Happy December, friends! This month is full of all kinds of exciting things! In addition to Christmas, it’s also my 25th birthday this month. I shamelessly love birthdays, so it’s safe to say that I’m excited. I’m also a sucker for all the fun sentimental pieces of the holidays like decorating, lights, parties, and egg nog in my morning coffee. It’s a good month in the world of Kirstie.
The beginning of December ALSO means that there’s about to be an influx of diet-focused messaging intended to keep people “on track.” Unfortunately, while trying to help people “eat guilt-free” this holiday, many of these messages actually promote feelings of guilt. This may not surprising because guilt and shame are commonly used as motivators for change. I’m sure everyone reading this has seen “before and after” pictures for a weight-loss program. In fact, I’m sure you’ve seen more than you can count. Messaging like this “works” by causing viewers to feel unsatisfactory with their bodies. It works by telling people that they’ll be happier and healthier in a smaller body. It works by sending messages that people with smaller bodies are more successful because they try harder. This is called weight stigma. It’s also called fat-shaming.

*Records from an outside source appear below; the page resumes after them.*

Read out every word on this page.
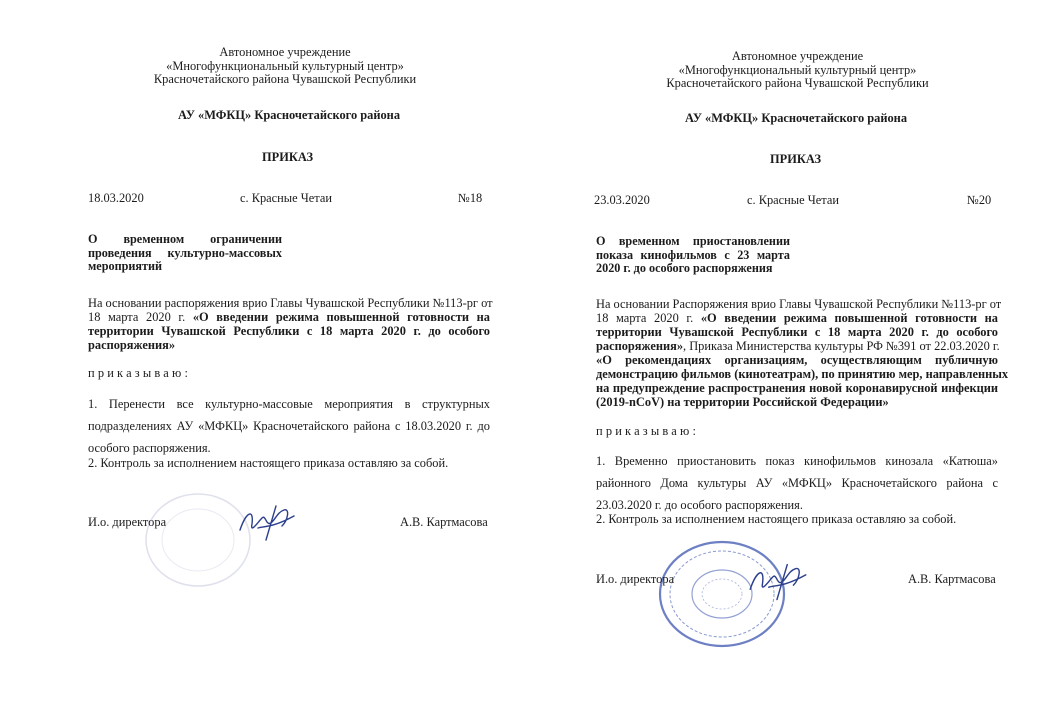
Автономное учреждение
«Многофункциональный культурный центр»
Красночетайского района Чувашской Республики
АУ «МФКЦ» Красночетайского района
ПРИКАЗ
18.03.2020	с. Красные Четаи	№18
О временном ограничении
проведения культурно-массовых
мероприятий
На основании распоряжения врио Главы Чувашской Республики №113-рг от
18 марта 2020 г. «О введении режима повышенной готовности на
территории Чувашской Республики с 18 марта 2020 г. до особого
распоряжения»
приказываю:
1. Перенести все культурно-массовые мероприятия в структурных
подразделениях АУ «МФКЦ» Красночетайского района с 18.03.2020 г. до
особого распоряжения.
2. Контроль за исполнением настоящего приказа оставляю за собой.
И.о. директора	А.В. Картмасова
Автономное учреждение
«Многофункциональный культурный центр»
Красночетайского района Чувашской Республики
АУ «МФКЦ» Красночетайского района
ПРИКАЗ
23.03.2020	с. Красные Четаи	№20
О временном приостановлении
показа кинофильмов с 23 марта
2020 г. до особого распоряжения
На основании Распоряжения врио Главы Чувашской Республики №113-рг от
18 марта 2020 г. «О введении режима повышенной готовности на
территории Чувашской Республики с 18 марта 2020 г. до особого
распоряжения», Приказа Министерства культуры РФ №391 от 22.03.2020 г.
«О рекомендациях организациям, осуществляющим публичную
демонстрацию фильмов (кинотеатрам), по принятию мер, направленных
на предупреждение распространения новой коронавирусной инфекции
(2019-nCoV) на территории Российской Федерации»
приказываю:
1. Временно приостановить показ кинофильмов кинозала «Катюша»
районного Дома культуры АУ «МФКЦ» Красночетайского района с
23.03.2020 г. до особого распоряжения.
2. Контроль за исполнением настоящего приказа оставляю за собой.
И.о. директора	А.В. Картмасова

Unfortunately, shame as a motivator for ANY kind of change is actually not very effective. I’m sure you can imagine, but most of us enjoy hearing “You’re doing great!” more than “You’re not working hard enough.” In psychology, encouragement is also known as positive reinforcement, and insults (even to yourself) are known as positive punishment. (To be clear, the “positive” part means that it is present not necessarily that it is encouraging. More on that here.) Resoundingly, we respond better to positive reinforcement than positive punishment. In the world of eating disorders, this form of therapy is known as compassion-focused therapy (CFT). It helps clients reframe self-talk from destructive to compassionate. (As an aside: I had the privilege of learning a lot about CFT at the BC Eating Disorders Community of Practice days in Vancouver this weekend. So good!)
It’s worth re-affirming that these health writers are not likely not actively intending to shame you. I’m certain they are trying their best to help. However, if you finish a “eat guilt free this holiday” article actually feeling guilty, I recommend seeking an alternate source of advice.
As a dietitian, I am perhaps unnaturally excited about food, but I always stress to my clients that nutrition is not helpful if it comes at the expense of other areas of our health such as interpersonal relationships and mental health. Nutrition will be most helpful for us if it is founded in self-compassion and a healthy relationship with our food.
On that note, to help you truly eat guilt free this holiday season, I’d like to share…
The Ultimate Guide to Guilt-Free Holiday Eating!
A lovely dietitian colleague named Christin Morgan gathered tips from over 30 non-diet dietitians and therapists to share with YOU! Here’s a sneak peek:
Here’s my contribution:
Embrace the fact that food has many roles for our bodies! In addition to providing us with nutrients, food also offers us opportunities to get together, nurture our relationships, and satisfy our taste buds. In terms of our overall health, the emotional stress of applying food rules can definitely outweigh nutritional benefit. While there are many ways to “eat smart” over the holidays, it’s important to allow yourself grace to enjoy the rest of the season too.